The climate crisis is perhaps one of our most urgent concerns, followed closely by the environmental impacts of continued industrial output. Growing economic inequality - never has there been a greater disparity in wealth between rich and poor nations and, indeed, rich and poor citizens in the same nation.
Economists such as Joseph Stiglitz and Partha Dasgupta have, for years, been sounding the alarm that rampant economic growth is not sustainable. Separately, they aver that a shift to more ethical consideration in economic policy is needed to avoid yet more inequality or, at worst, a cataclysmic crash; one from which recovery will be impossible.

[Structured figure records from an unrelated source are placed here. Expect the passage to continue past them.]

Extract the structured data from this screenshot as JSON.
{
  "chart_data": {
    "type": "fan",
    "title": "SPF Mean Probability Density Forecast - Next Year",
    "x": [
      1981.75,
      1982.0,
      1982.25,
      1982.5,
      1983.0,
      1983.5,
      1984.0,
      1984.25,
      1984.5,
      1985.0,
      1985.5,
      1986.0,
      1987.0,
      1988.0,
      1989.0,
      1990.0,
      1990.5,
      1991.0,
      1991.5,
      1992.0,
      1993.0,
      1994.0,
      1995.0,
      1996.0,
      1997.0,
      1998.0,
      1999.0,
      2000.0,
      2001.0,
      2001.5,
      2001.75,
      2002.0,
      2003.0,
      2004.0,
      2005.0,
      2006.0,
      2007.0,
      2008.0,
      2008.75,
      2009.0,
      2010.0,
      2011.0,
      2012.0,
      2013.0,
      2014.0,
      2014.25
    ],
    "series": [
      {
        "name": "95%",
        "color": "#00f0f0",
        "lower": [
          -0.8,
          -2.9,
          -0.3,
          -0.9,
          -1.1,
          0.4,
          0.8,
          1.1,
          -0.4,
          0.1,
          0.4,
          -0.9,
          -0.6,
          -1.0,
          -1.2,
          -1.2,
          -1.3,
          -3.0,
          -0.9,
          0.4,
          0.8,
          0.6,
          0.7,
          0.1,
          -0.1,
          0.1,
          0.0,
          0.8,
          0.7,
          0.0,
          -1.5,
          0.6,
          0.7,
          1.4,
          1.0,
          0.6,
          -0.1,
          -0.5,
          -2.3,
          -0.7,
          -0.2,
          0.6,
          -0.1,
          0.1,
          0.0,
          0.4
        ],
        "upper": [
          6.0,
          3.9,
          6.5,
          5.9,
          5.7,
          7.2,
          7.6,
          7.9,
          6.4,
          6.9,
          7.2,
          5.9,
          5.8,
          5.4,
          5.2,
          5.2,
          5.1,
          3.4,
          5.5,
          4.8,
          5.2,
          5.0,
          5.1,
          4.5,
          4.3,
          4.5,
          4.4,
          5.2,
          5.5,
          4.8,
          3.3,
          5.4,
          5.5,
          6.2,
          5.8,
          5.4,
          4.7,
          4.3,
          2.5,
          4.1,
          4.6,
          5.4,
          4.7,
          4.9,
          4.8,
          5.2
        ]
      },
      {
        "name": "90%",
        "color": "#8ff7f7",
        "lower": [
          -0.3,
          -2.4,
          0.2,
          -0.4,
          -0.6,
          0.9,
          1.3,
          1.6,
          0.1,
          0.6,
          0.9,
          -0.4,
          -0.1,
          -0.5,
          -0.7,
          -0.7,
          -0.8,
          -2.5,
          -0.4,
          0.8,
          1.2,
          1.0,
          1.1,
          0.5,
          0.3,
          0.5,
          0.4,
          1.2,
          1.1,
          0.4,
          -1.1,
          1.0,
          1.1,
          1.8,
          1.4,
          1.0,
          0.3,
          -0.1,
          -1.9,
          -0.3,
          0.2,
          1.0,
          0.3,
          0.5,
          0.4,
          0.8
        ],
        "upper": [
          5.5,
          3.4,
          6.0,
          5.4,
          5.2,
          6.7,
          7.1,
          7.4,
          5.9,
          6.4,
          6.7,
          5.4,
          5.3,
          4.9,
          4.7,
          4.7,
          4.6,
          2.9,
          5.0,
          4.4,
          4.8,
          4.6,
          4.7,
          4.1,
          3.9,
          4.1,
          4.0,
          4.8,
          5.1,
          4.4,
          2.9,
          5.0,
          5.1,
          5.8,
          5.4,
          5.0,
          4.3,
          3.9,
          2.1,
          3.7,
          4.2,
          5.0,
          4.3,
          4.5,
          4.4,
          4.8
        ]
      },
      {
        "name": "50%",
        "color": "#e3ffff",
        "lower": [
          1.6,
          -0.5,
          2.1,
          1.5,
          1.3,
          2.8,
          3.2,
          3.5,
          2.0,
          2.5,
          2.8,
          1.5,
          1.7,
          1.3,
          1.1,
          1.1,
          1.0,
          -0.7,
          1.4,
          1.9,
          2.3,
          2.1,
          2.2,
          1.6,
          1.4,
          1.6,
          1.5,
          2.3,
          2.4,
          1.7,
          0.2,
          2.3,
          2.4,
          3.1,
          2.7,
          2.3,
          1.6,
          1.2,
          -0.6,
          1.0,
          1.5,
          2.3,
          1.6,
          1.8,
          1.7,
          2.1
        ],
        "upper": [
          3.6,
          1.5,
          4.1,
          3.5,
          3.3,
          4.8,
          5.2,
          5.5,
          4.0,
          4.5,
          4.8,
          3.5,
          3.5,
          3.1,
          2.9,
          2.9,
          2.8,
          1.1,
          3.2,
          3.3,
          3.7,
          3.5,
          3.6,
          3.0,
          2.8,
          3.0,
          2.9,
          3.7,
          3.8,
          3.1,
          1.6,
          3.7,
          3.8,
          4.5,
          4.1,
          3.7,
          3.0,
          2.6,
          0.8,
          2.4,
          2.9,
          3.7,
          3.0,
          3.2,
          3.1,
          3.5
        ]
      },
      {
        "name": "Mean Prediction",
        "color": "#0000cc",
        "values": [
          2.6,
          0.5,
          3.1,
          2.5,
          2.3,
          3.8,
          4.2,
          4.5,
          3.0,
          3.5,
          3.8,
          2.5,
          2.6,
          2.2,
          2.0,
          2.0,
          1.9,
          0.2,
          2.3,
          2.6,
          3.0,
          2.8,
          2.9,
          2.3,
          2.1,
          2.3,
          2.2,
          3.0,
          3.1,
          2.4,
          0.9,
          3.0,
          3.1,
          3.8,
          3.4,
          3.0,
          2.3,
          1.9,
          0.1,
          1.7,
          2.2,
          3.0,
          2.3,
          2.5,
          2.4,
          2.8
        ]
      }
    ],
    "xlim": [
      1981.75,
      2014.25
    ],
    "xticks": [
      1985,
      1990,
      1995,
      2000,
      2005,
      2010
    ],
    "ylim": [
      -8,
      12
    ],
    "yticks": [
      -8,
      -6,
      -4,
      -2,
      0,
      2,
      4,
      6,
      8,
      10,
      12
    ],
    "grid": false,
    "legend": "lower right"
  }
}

To pivot away from monetarism, the economic theory that underpins world economics today, some believe that integrating aspects of microeconomics into macroeconomic theory. Others think that expanding microeconomics to include psychological factors - consumer behaviour and rationales, and then parlaying those concepts into macroeconomic philosophy.
Avid consumerism and the glut of products on the market has distorted consumer behaviour, which essentially debunks the thought that consumers act to their best self-interest. Furthermore, the bombardment of adverts consumers are subjected to at every turn affects their rationality and psychology, leading them to make imprudent economic decisions.
Finally, social media provides fertile ground for envy and competition, leading to more frequent and more costly economic decisions simply to remain socially accepted.
What started out as a way to account for one's livestock and the property has turned into wealth accumulation beyond anyone's wildest dreams and market instability far worse than anyone's worst nightmares.
Today's economists predict a return to ethical economics, where social welfare and consumer wellbeing are key components of economic policy worldwide. To wit, they're searching for ways around boom-and-bust business cycles and the invariably bursting financial bubbles that lead to uncertainty, both in the markets and for individual consumers.
And, because conservation and sustainability must be an integral part of every economic decision from now on, they will look for lasting economic solutions to these pressing ethical dilemmas.